Ask yourself how many document management systems are selected after rigorous tests of actual usage vs those selected after sales presentations and schmoozing. That should give you your answer.

And if that's ambiguous, then ask how often your company penalizes people for making the common but wrong choice versus the uncommon but wrong choice.

This applies to pretty much all enterprise software. It’s rarely selected by or for the benefit of the actual users.

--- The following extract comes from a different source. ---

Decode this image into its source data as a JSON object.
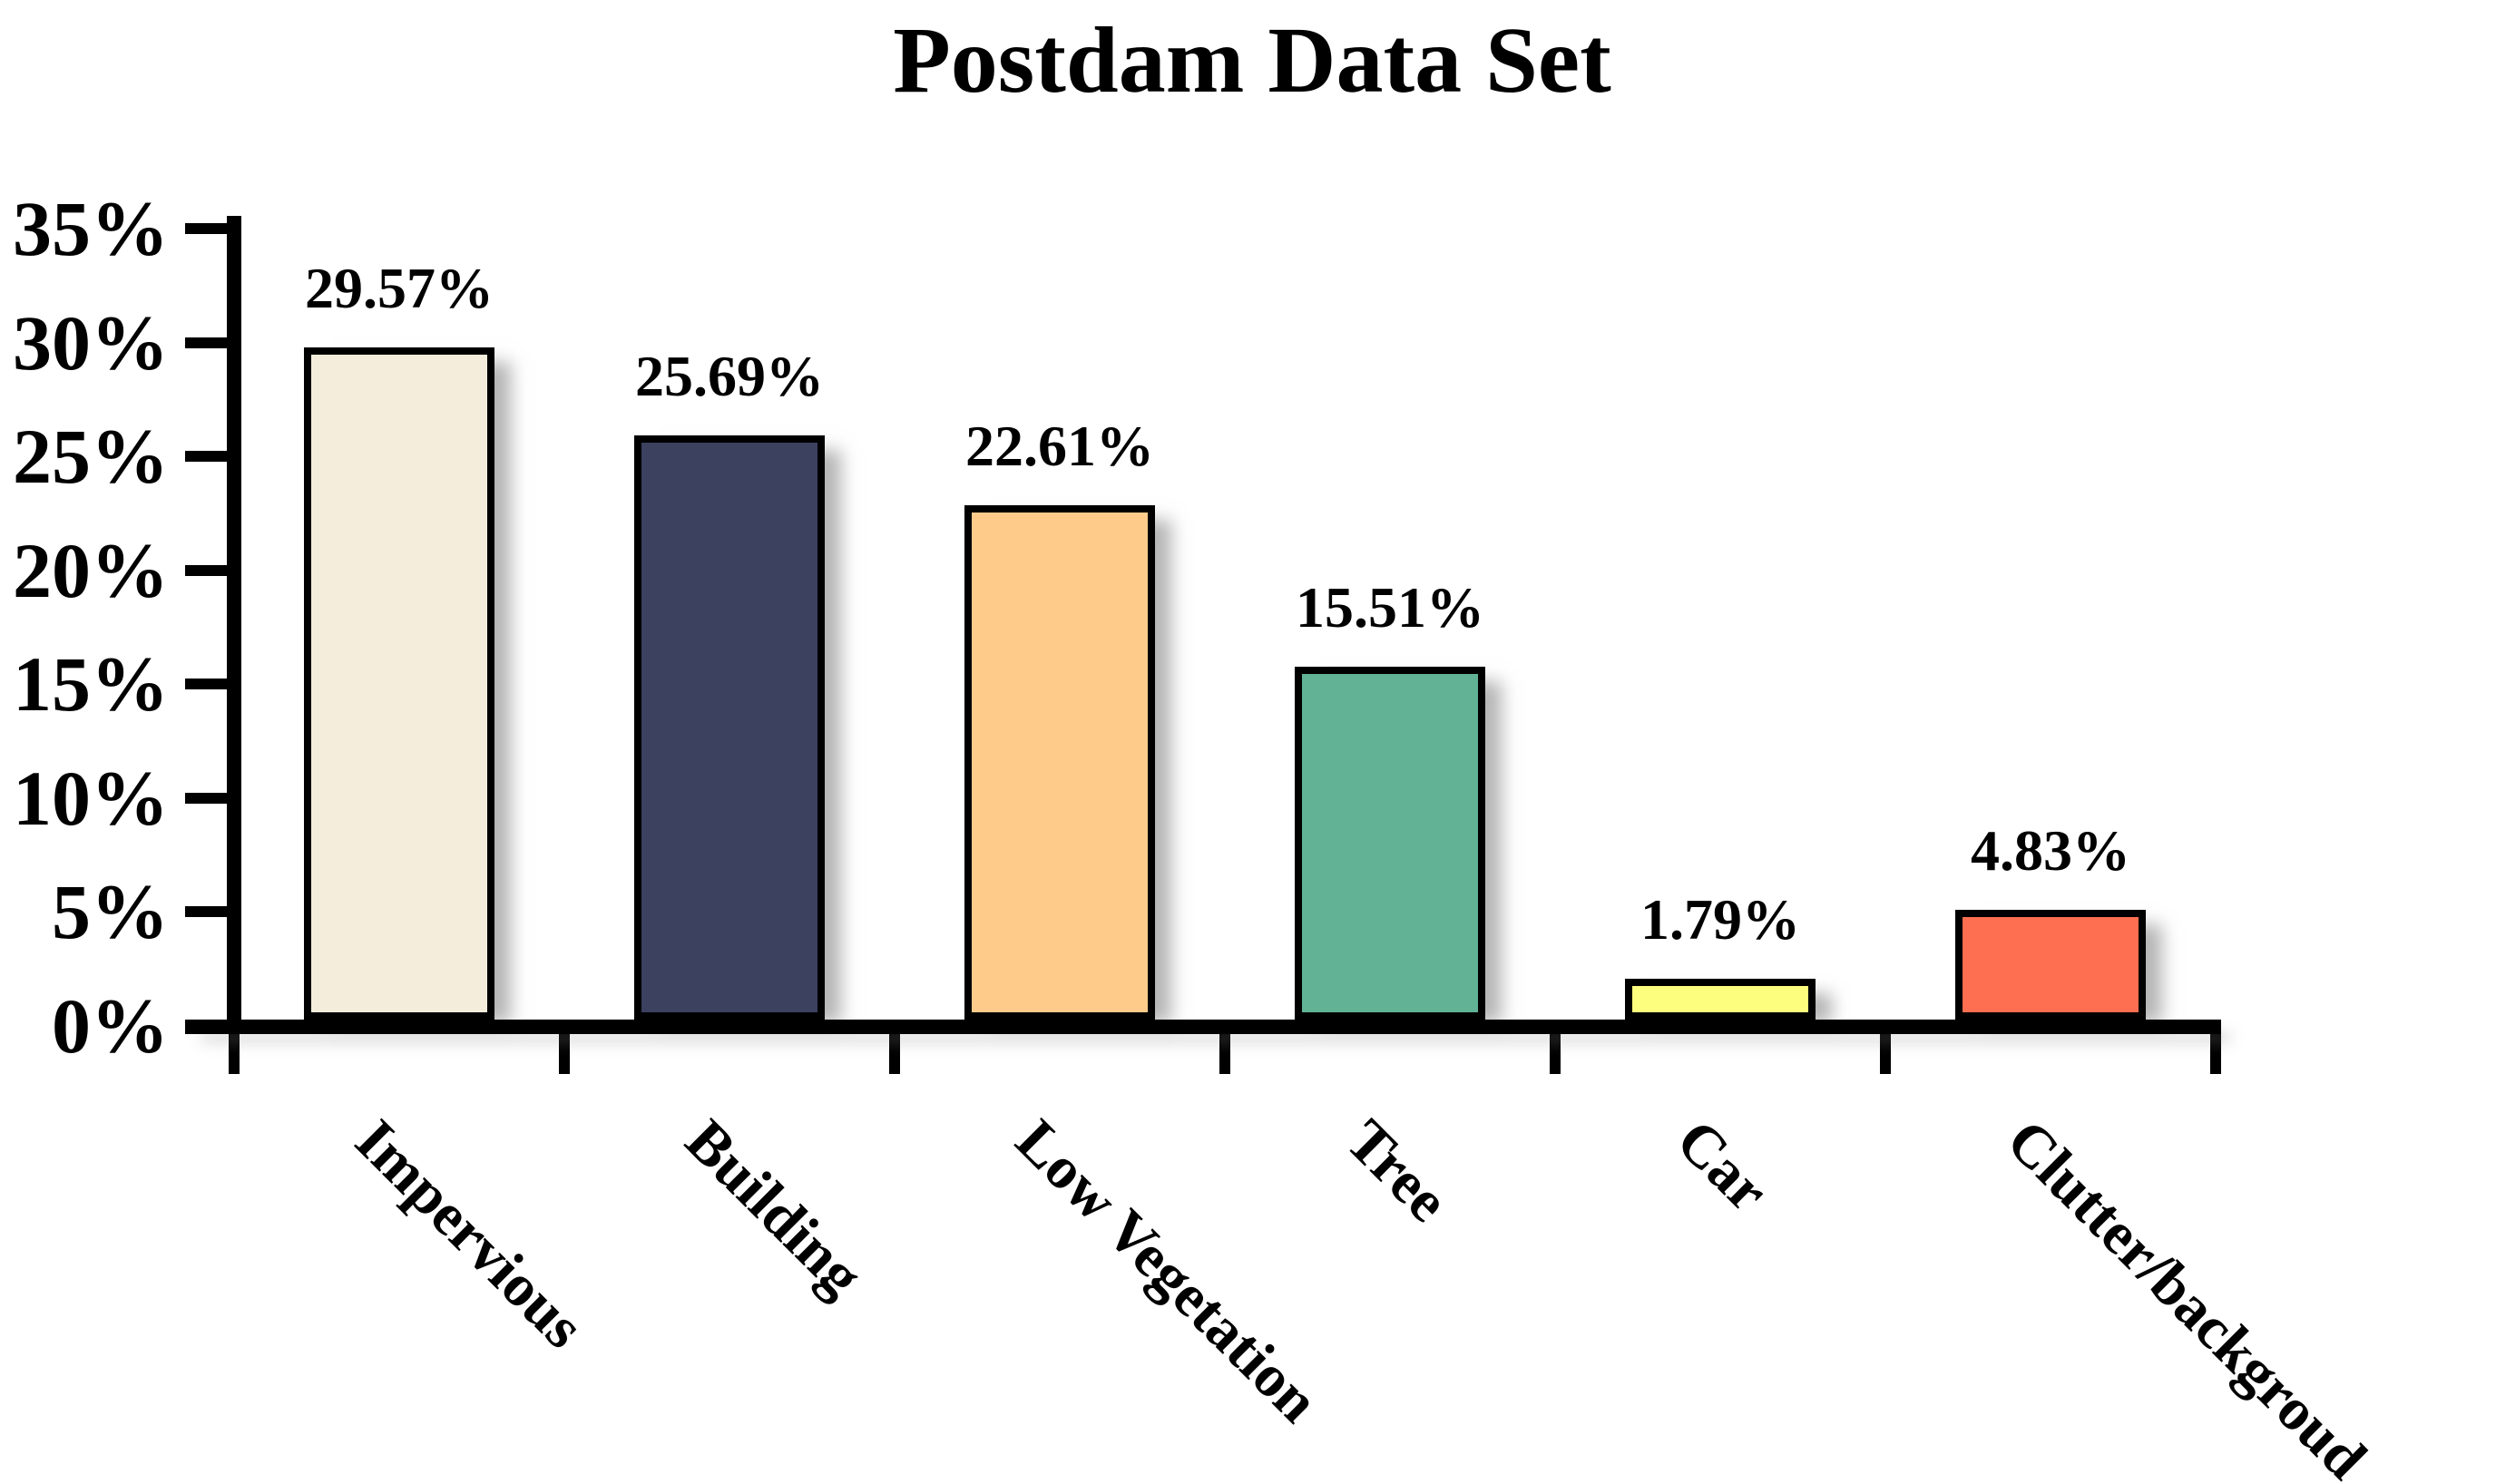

Usually it’s selected for the benefit of management (for example reporting) or for friends of management.
A good secretary (or a bunch of them) and filing cabinets.

You may still not know how to find anything, but they will.

Like a lot of other things, this has suffered from computerization making it yet another small part of everyone's job (which also increases context switching, the amount of shit you need to know and keep track of, and generally makes jobs more stressful) rather than a specialty that's the main focus of a few workers.

The benefit (get to stop paying some employees) is easy to measure, while the harm is not.

"Like a lot of other things, this has suffered from computerization making it yet another small part of everyone's job (which also increases context switching, the amount of shit you need to know and keep track of, and generally makes jobs more stressful) rather than a specialty that's the main focus of a few workers."

Nicely said. I am getting really stressed out how complex things are becoming. It's already hard to keep up with git, Jira, Bitbucket, AWS, k8s, Helm, JS frameworks, databases and whatsoever. But then add hard to use document management systems and f...ed up processes that are mainly designed for management to get nice reports and not for productivity. Now you are a bad developer and you are a bad document management person because it's simply impossible to be good at all this stuff.

I am constantly preaching to management that we need specialized tech writers and specialized devs that are good at their respective. But I guess it looks cheaper to waste time and energy of engineers on stuff they aren't good at.

git works for us across business/electronics/electrical/mechanical/software.

The exception is daily supply chain and accounting, which due to factors like urgency, multiple stakeholders per order, high pace of handover, external system integration, multilingual presentation requirements and nontechnical users we prefer a dedicated web based system with more of a real time focus with event hooks (eg. notification, translation, verification).

What kind of docs do you have in git? Git doesn’t work well with binary file formats like Word, Excel or Visio. You can do it but the diff won’t work.
Markdown + .webp, mostly. Some 'TeX.